The boy could hear them battering the oak door of the cell they had so recently occupied.
"Let 'em batter away," muttered Pete. "I shot the bolt on the inside."
To his amazement, Jack actually heard his companion chuckle. What could the cow-puncher be made of, steel or granite, or a combination of both!
And now Pete began to wriggle along the ledge, pressing with all his weight against the wall.
"Come on," he breathed to Jack, "throw all your weight inward and don't look up or down."
In mortal fear of finding his body hurtling backward into vacancy at any moment, the boy followed the intrepid cow-puncher along the narrow footpath. Perhaps it needed more pluck on his part to proceed along the insecure ledge in the pitchy blackness than it did on the part of the nervy cow-puncher. Who shall take the exact measure of courage?
At last they reached the angle of the tower, and Pete stood still. To proceed round the sharp angle, on no wider pathway than that which they trod, would be manifestly impossible. Yet go on they must. Suddenly Pete gave a cry of joy. Looking down into the darkness, he had seen, not more than ten feet beneath them, the sharp ridge of an addition to the old Mission church. If they could reach that he knew, from calculating the height of the tower, they would not be far from the ground.
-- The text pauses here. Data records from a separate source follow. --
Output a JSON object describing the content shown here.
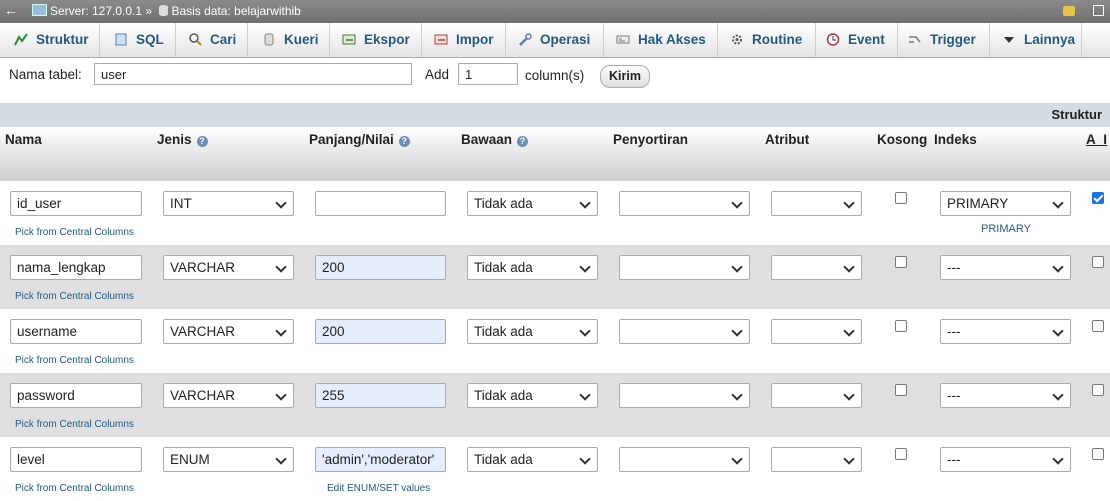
{
  "breadcrumb": {
    "back_glyph": "←",
    "server_label": "Server: 127.0.0.1",
    "separator": "»",
    "database_label": "Basis data: belajarwithib"
  },
  "tabs": [
    {
      "label": "Struktur"
    },
    {
      "label": "SQL"
    },
    {
      "label": "Cari"
    },
    {
      "label": "Kueri"
    },
    {
      "label": "Ekspor"
    },
    {
      "label": "Impor"
    },
    {
      "label": "Operasi"
    },
    {
      "label": "Hak Akses"
    },
    {
      "label": "Routine"
    },
    {
      "label": "Event"
    },
    {
      "label": "Trigger"
    },
    {
      "label": "Lainnya"
    }
  ],
  "form": {
    "table_name_label": "Nama tabel:",
    "table_name_value": "user",
    "add_label": "Add",
    "add_value": "1",
    "columns_label": "column(s)",
    "submit_label": "Kirim"
  },
  "structure_header": "Struktur",
  "columns_header": {
    "nama": "Nama",
    "jenis": "Jenis",
    "panjang": "Panjang/Nilai",
    "bawaan": "Bawaan",
    "penyortiran": "Penyortiran",
    "atribut": "Atribut",
    "kosong": "Kosong",
    "indeks": "Indeks",
    "ai": "A_I"
  },
  "fields": [
    {
      "name": "id_user",
      "type": "INT",
      "length": "",
      "default": "Tidak ada",
      "collation": "",
      "attribute": "",
      "null": false,
      "index": "PRIMARY",
      "index_note": "PRIMARY",
      "ai": true,
      "central_link": "Pick from Central Columns",
      "length_note": ""
    },
    {
      "name": "nama_lengkap",
      "type": "VARCHAR",
      "length": "200",
      "default": "Tidak ada",
      "collation": "",
      "attribute": "",
      "null": false,
      "index": "---",
      "index_note": "",
      "ai": false,
      "central_link": "Pick from Central Columns",
      "length_note": ""
    },
    {
      "name": "username",
      "type": "VARCHAR",
      "length": "200",
      "default": "Tidak ada",
      "collation": "",
      "attribute": "",
      "null": false,
      "index": "---",
      "index_note": "",
      "ai": false,
      "central_link": "Pick from Central Columns",
      "length_note": ""
    },
    {
      "name": "password",
      "type": "VARCHAR",
      "length": "255",
      "default": "Tidak ada",
      "collation": "",
      "attribute": "",
      "null": false,
      "index": "---",
      "index_note": "",
      "ai": false,
      "central_link": "Pick from Central Columns",
      "length_note": ""
    },
    {
      "name": "level",
      "type": "ENUM",
      "length": "'admin','moderator'",
      "default": "Tidak ada",
      "collation": "",
      "attribute": "",
      "null": false,
      "index": "---",
      "index_note": "",
      "ai": false,
      "central_link": "Pick from Central Columns",
      "length_note": "Edit ENUM/SET values"
    }
  ]
}
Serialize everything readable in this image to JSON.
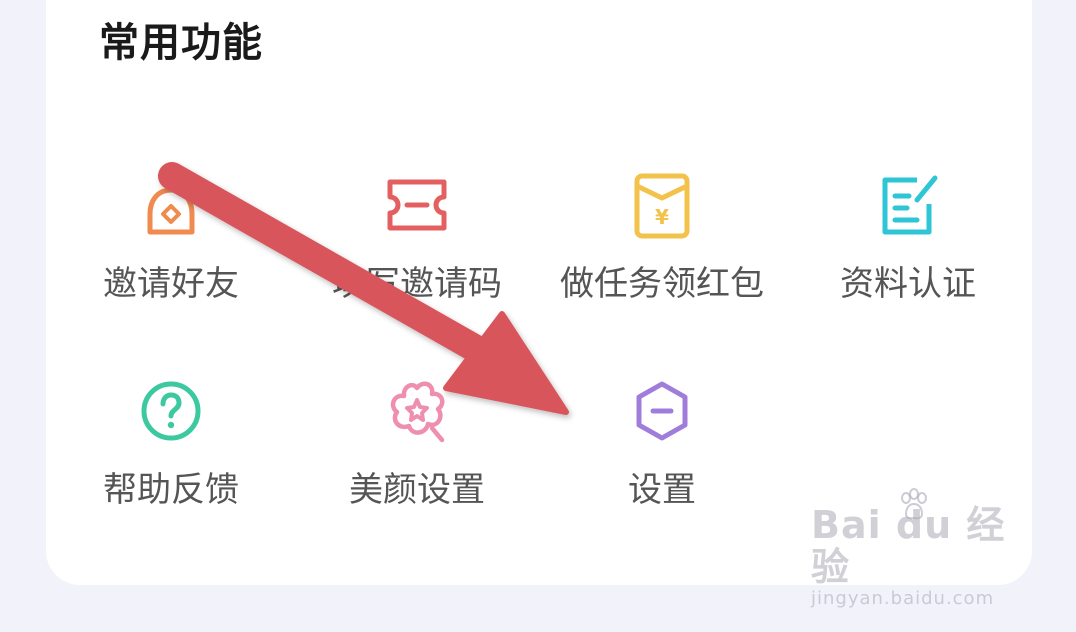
{
  "section_title": "常用功能",
  "features": [
    {
      "label": "邀请好友",
      "icon": "invite-friend-bag-icon",
      "color": "#f08a4f"
    },
    {
      "label": "填写邀请码",
      "icon": "ticket-icon",
      "color": "#e46060"
    },
    {
      "label": "做任务领红包",
      "icon": "red-envelope-yen-icon",
      "color": "#f2c24b"
    },
    {
      "label": "资料认证",
      "icon": "edit-document-icon",
      "color": "#2ec6d6"
    },
    {
      "label": "帮助反馈",
      "icon": "help-question-icon",
      "color": "#3cc9a0"
    },
    {
      "label": "美颜设置",
      "icon": "beauty-flower-icon",
      "color": "#ef8fb0"
    },
    {
      "label": "设置",
      "icon": "settings-hexagon-icon",
      "color": "#a07ddb"
    }
  ],
  "overlay_arrow_color": "#d9545b",
  "watermark": {
    "logo": "Bai du 经验",
    "url": "jingyan.baidu.com"
  }
}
Behind them the yells and shouts were growing louder.
To think, with Pete, was to act. With a muttered prayer, one of the few he had ever uttered in his rough life, the cow-puncher crouched as well as he could on the ledge. Putting over first one leg and then the other, he deliberately dropped downward, till his hands gripped the edge of the ledge on which a second before he had stood. His muscles cracked as the sudden strain came on them, but he held fast, and a second later let go. He landed to his intense joy, on a rough tiled roof, after an easy drop of not more than four feet.